La carrera es por no quebrar de los privados en primer lugar y de los Estados atrás porque la recaudación se derrumba, el gasto aumenta y no hay ingresos que alcancen. Los municipios –que posiblemente serán los responsables de las nuevas habilitaciones en la próxima etapa, tal como adelantó Alfil- no llegan a pagar los sueldos y llevan sus reclamos a la Provincia. La Nación reparte ATNs (habrá otros $10.000 millones para todos los gobernadores en los próximos días) pero el oxígeno es insuficiente.

Una válvula de escape es evitar confrontaciones en habilitaciones en zonas donde no hay circulación del Covid-19 o donde hace tres semanas no se registran casos. El mayor problema es en los grandes conglomerados, de más de 50.000 habitantes en especial después de que el fin de semana en la ciudad de Córdoba se confirmó la circulación comunitaria del virus. Una salida sería el trabajo por barrios con ayuda de la tecnología el que –en todo el país- debería haber comenzado bastante antes de llegar al límite de la resistencia económica.

Un mapeo es clave para organizar turnos rotativos y días de apertura de los pequeños comerciantes por zona. Seguramente hubiera sido más redituable que autorizar traslados largos –equiparables a un “paseo recreativo”- para ir a un supermercado. La planificación es la clave; imaginar que las ventas online alcanzarían es una utopía. Primero, los consumidores argentinos no tienen el hábito y, segundo, los pequeños comercios demoran en diseñar ese sistema de comercialización. El mientras tanto los costos fijos amenazan con extinguirlo.

En países europeos –más avanzados en el hábito de la compra en internet- avanzaron con la receta de una apertura de dos días en comercios que no fueran de alimentos o medicamentos para, al menos, paliar la voracidad de la recesión.

Ayer salieron los datos de recaudación a nivel nacional que marcaron la profundidad de la crisis: los ingresos aumentaron 11,6% interanual en abril contra una inflación del 48% anual.  El IVA registró en abril una variación del 8,3% frente al mismo mes del año pasado. Los ingresos provenientes del Impuesto a las Ganancias anotaron un aumento del 1% interanual.

Las herramientas de política tributaria diseñadas para amortiguar el impacto económico del aislamiento social preventivo y obligatorio sobre el empleo y los ingresos salariales condicionaron, por su parte, la recaudación de los impuestos vinculados al mercado de trabajo.

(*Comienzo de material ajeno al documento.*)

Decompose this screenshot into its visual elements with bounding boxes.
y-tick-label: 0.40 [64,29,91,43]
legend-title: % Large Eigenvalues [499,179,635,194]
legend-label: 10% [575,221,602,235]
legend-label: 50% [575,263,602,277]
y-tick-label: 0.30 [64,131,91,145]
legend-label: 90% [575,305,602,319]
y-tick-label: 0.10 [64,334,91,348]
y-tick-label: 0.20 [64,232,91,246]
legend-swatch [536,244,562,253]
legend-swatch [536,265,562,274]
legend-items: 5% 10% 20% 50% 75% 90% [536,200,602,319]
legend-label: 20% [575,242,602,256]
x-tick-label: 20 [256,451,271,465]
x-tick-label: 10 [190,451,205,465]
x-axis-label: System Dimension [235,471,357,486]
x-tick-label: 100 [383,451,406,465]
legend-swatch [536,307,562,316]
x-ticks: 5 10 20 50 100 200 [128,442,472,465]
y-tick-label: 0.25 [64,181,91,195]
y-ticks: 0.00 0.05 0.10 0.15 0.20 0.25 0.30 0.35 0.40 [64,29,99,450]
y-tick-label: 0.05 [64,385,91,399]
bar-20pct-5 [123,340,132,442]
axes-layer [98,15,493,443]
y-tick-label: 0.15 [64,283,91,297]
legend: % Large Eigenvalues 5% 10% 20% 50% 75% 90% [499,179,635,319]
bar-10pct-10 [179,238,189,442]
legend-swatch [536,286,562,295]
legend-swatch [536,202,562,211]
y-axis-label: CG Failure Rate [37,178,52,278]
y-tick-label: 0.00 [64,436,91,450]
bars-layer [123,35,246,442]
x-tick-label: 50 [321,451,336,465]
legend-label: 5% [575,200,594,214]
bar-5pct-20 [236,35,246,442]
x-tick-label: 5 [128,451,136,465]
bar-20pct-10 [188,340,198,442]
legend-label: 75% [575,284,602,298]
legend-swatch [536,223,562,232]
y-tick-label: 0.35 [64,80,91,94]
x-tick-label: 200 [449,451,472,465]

En Córdoba, en los recursos propios, Ingresos Brutos tuvo una caída real del 21%, mientras que el Impuesto a los Sellos, 49%. En el caso de los impuestos patrimoniales, el Inmobiliario registró un importante incremento nominal del 54% (5,7% real), mientras que el Automotor creció a un ritmo del 13% nominal (-22% real). Los recursos nacionales perdieron en abril 2020 un 25% en términos reales respecto a 2019.